Total research and development funding in the United States will go up by 3.6% this year, rising from an estimated $301 billion in 2004 to $312 billion in 2005, according to Battelle and R&D Magazine's annual funding forecast. Federal spending, mostly by the Department of Defense, will increase by almost 6%, to $98 billion, compared with $92 billion in 2004.
EADS will provide its close-range reconnaissance unmanned aerial vehicle (UAV) to the French armaments procurement agency for the DRAC (drone de reconnaissance au contact) program, the company said Jan. 10. EADS is the prime contractor on the DRAC system, working in partnership with French company SurveyCopter. The DRAC contract, the largest very close-range UAV systems program in Europe, will buy 160 UAV systems from EADS Defence and Communications Systems for a total of 30 million euros ($39 million).

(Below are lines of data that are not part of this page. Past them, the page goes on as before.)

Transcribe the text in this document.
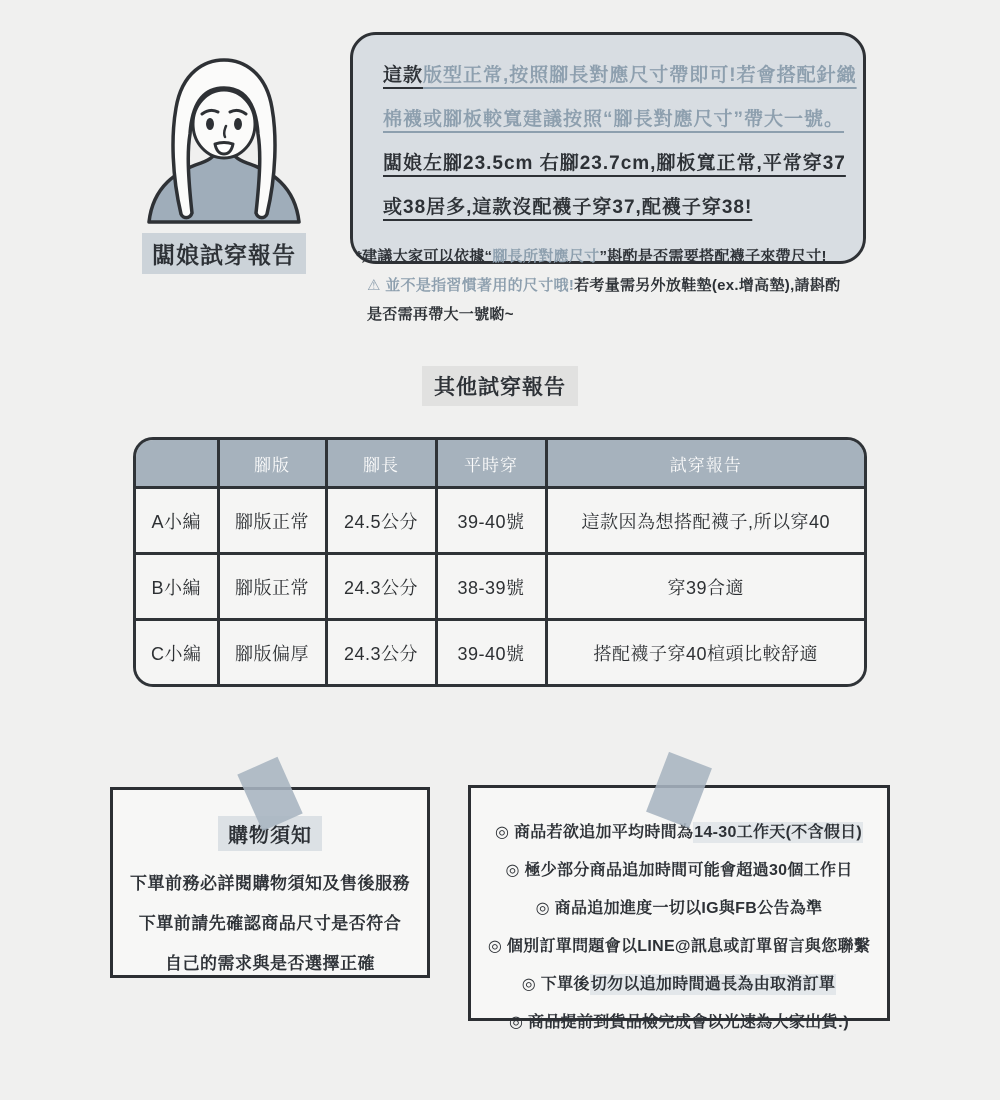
闆娘試穿報告

這款版型正常,按照腳長對應尺寸帶即可!若會搭配針織

棉襪或腳板較寬建議按照“腳長對應尺寸”帶大一號。

闆娘左腳23.5cm 右腳23.7cm,腳板寬正常,平常穿37

或38居多,這款沒配襪子穿37,配襪子穿38!

*建議大家可以依據“腳長所對應尺寸”斟酌是否需要搭配襪子來帶尺寸!
⚠ 並不是指習慣著用的尺寸哦!若考量需另外放鞋墊(ex.增高墊),請斟酌
是否需再帶大一號喲~
其他試穿報告
	腳版	腳長	平時穿	試穿報告
A小編	腳版正常	24.5公分	39-40號	這款因為想搭配襪子,所以穿40
B小編	腳版正常	24.3公分	38-39號	穿39合適
C小編	腳版偏厚	24.3公分	39-40號	搭配襪子穿40楦頭比較舒適
購物須知
下單前務必詳閱購物須知及售後服務
下單前請先確認商品尺寸是否符合
自己的需求與是否選擇正確
◎ 商品若欲追加平均時間為14-30工作天(不含假日)
◎ 極少部分商品追加時間可能會超過30個工作日
◎ 商品追加進度一切以IG與FB公告為準
◎ 個別訂單問題會以LINE@訊息或訂單留言與您聯繫
◎ 下單後切勿以追加時間過長為由取消訂單
◎ 商品提前到貨品檢完成會以光速為大家出貨:)
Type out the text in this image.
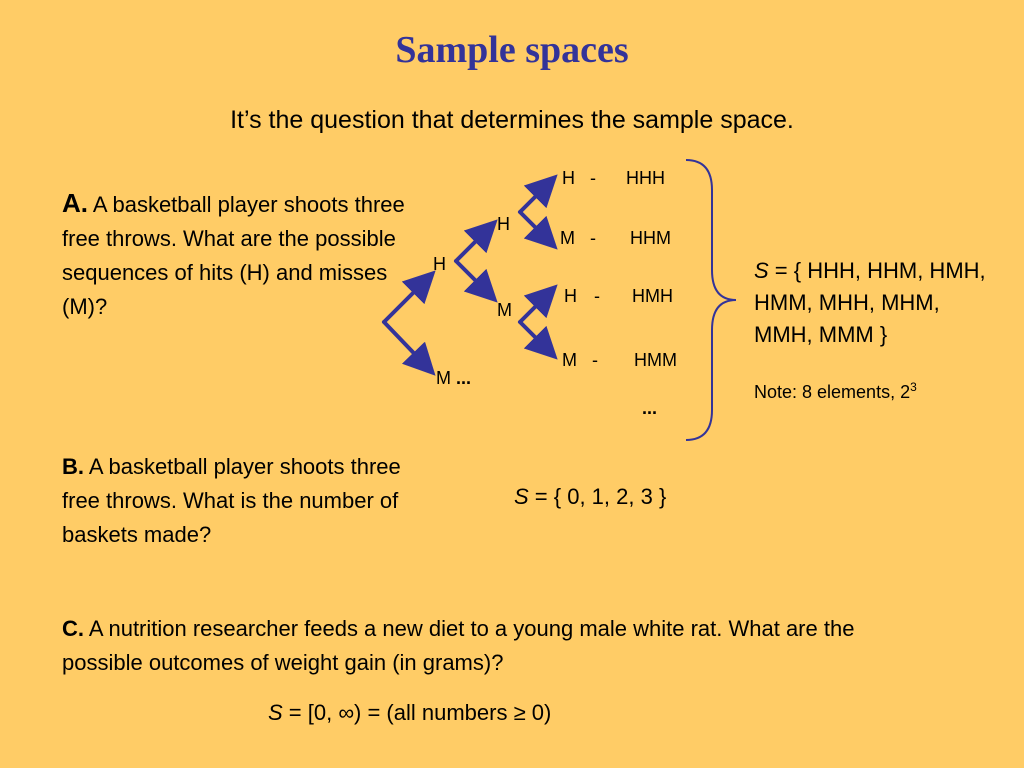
Sample spaces
It’s the question that determines the sample space.
A. A basketball player shoots three free throws. What are the possible sequences of hits (H) and misses (M)?
H
M ...
H
M
H - HHH
M - HHM
H - HMH
M - HMM
...
S = { HHH, HHM, HMH, HMM, MHH, MHM, MMH, MMM }
Note: 8 elements, $2^3$
B. A basketball player shoots three free throws. What is the number of baskets made?
S = { 0, 1, 2, 3 }
C. A nutrition researcher feeds a new diet to a young male white rat. What are the possible outcomes of weight gain (in grams)?
S = [0, ∞) = (all numbers ≥ 0)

HIGH-TECH T. REX: NASA scientists at Marshall Space Flight Center, Ala., are using an advanced scanner to examine the skull of a Tyrannosaurus rex, NASA said Jan. 10. The skull, discovered on a South Dakota ranch in 1992, is believed to be the most complete and well-preserved T. rex skull ever discovered. The skull is being examined with a computed tomography scanner, used for nondestructive testing of space parts and equipment.
A contract to logistically sustain the latest version of the Global Broadcast System is likely to go to the incumbent, Raytheon Co., according to Raytheon's program director. The Air Force on Jan. 6 issued a request for information that will help it identify potential contractors for the job, but, said Alan Goldey, director of the GBS program for Raytheon, "It's going to be very hard for anybody to compete against us."
The Chief of U.S. Naval Operations, Adm. Vern Clark, said Jan. 11 that the Navy is not "correctly balanced and optimized for the world of the future," and that it faces a three-decade-long effort to fully reform its forces to accommodate national security needs such as anti-terrorism and homeland security.
A Lockheed Martin Corp.-led team building the first Littoral Combat Ship (LCS) expects to begin "cutting steel" on the futuristic naval warship by March after a milestone evaluation this week, company executives said Jan. 11. The construction will be followed by a keel-laying ceremony in June. The ship should be launched by June 2006, then 90% complete, with delivery to the Navy by the end of that year.